Comportement mécanique des cavités salines
Introduction Le fluage caractéristique du sel gemme évoqué dans les paragraphes précédents illustre l’exigence d’une étude de comportement différé des cavités salines. Une fois une caverne créée par dissolution, la distribution des contraintes dans le massif se modifie, ce qui engendre un déviateur de contrainte assez important au voisinage de la caverne et la caverne perd son volume progressivement. Dans une caverne profonde fermée, utilisée pour stockage souterrain, la réduction du volume contribue à faire monter la pression du fluide stocké jusqu’à la pression géostatique et favoriser la fracturation. D’ailleurs dans une caverne moins profonde, créée pour la production de la saumure, la perte de volume est accompagnée d’une subsidence importante à la surface. L’instabilité et l’effondrement d’une caverne lessivée dans le sel pur et homogène ne se produit pas souvent car, le fluage contribue à reproduire un état de contrainte plus isotrope que dans le cas d’un comportement élastique aux alentours de la caverne. L’étude de l’instabilité d’une caverne saline est primordiale quand elle est peu profonde, l’épaisseur de couche du sel est petite (ce qui augmente le risque du développement de l’instabilité à l’extérieur du sel) et/ou la pression dans la cavité descend à des valeurs plus basses que la pression halmostatique. Donc, en dehors de ce contexte, le problème mécanique lié aux cavités est plutôt l’évolution des déformations et des contraintes dans le massif. Pourtant, dans certaines conditions extrêmes de chargement (pression élevée ou très basse dans la caverne) la perméabilité du sel pourrait augmenter significativement en raison de la dilatance, le sel pourrait se rompre en compression et il pourrait se fracturer à la traction.
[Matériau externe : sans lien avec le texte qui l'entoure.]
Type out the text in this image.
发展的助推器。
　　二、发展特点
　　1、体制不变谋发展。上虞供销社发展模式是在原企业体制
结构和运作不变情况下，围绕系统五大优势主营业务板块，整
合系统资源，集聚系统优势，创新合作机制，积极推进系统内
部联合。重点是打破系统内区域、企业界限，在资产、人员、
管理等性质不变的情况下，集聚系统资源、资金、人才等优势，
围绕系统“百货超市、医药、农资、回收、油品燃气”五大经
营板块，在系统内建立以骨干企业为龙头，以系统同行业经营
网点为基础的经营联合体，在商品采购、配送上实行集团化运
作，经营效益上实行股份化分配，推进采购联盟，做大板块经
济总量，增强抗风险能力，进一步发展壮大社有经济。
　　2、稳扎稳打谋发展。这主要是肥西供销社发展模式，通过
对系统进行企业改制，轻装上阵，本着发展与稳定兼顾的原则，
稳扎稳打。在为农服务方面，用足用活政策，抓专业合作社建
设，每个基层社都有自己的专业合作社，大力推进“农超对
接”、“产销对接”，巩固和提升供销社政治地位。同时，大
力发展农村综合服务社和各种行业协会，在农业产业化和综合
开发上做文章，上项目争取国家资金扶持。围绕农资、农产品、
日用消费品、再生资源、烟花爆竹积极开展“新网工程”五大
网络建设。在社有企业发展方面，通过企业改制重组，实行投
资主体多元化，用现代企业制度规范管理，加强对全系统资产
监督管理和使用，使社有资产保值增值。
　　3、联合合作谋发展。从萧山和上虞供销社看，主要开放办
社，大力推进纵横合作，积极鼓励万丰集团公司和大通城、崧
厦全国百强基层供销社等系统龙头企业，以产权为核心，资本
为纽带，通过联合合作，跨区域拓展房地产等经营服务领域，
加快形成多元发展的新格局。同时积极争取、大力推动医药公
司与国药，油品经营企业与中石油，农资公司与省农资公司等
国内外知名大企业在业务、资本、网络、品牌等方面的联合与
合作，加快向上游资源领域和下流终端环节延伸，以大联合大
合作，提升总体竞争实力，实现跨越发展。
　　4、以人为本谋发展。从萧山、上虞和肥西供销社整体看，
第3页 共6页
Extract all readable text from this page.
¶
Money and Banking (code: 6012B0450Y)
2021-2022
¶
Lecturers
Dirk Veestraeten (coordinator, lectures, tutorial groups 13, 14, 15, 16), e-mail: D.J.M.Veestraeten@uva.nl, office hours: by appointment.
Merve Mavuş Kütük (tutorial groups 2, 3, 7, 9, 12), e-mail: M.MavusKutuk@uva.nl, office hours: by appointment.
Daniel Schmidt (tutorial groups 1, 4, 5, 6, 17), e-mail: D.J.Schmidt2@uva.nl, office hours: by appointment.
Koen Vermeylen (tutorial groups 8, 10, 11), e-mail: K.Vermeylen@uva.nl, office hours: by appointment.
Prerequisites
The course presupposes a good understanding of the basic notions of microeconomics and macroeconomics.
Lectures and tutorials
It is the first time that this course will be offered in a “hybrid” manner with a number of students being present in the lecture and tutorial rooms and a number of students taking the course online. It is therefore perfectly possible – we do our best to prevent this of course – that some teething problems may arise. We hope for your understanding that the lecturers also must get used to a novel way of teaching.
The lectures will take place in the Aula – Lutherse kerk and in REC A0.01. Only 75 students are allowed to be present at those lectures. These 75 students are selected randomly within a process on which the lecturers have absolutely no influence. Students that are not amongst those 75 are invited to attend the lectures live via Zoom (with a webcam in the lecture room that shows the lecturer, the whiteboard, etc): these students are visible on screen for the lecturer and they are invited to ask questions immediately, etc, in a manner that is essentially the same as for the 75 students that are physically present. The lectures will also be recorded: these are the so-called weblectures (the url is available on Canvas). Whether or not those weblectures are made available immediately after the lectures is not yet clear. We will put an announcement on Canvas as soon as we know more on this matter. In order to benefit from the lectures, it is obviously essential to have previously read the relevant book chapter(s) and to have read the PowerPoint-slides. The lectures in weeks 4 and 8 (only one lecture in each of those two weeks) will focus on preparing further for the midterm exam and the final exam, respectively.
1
Comparaison éprouvette/caverne On peut établir une analogie entre le comportement d’un échantillon sous chargement uniaxial et une cavité dans un milieu infini. Dans ce dernier cas, au lieu de la vitesse de déformation axiale ε˙, on considère plutôt la vitesse de déformation volumique V˙V , et au lieu de la contrainte uniaxiale appliquée sur l’échantillon, on considère la différence P∞ − Pi entre la pression géostatique naturelle P∞ à la profondeur moyenne de la cavité et la pression du fluide Pi à l’intérieur de la caverne. Il faut remarquer certains différences entre le comportement d’une éprouvette et celui d’une caverne : (i) dans une caverne le chargement mécanique est plus sévère quand la pression dans la caverne est basse, (ii) tout changement de pression dans une caverne fermée déclenche plusieurs phénomènes transitoires en plus du fluage, et (iii) dans une caverne le transitoire mécanique peut durer plus longtemps que dans un échantillon de sel, car la distribution des contraintes autour de la caverne se modifie graduellement dans le massif rocheux avant d’atteindre un état stationnaire. Cet effet s’appelle transitoire géométrique, et il ne faut pas le confondre avec l’effet transitoire rhéologique qui vient de la nature de la loi rhéologique et que l’on observe au cours d’un essai de laboratoire sur une éprouvette. Dans le chapitre suivant, l’aspect transitoire du comportement sera étudié plus précisément.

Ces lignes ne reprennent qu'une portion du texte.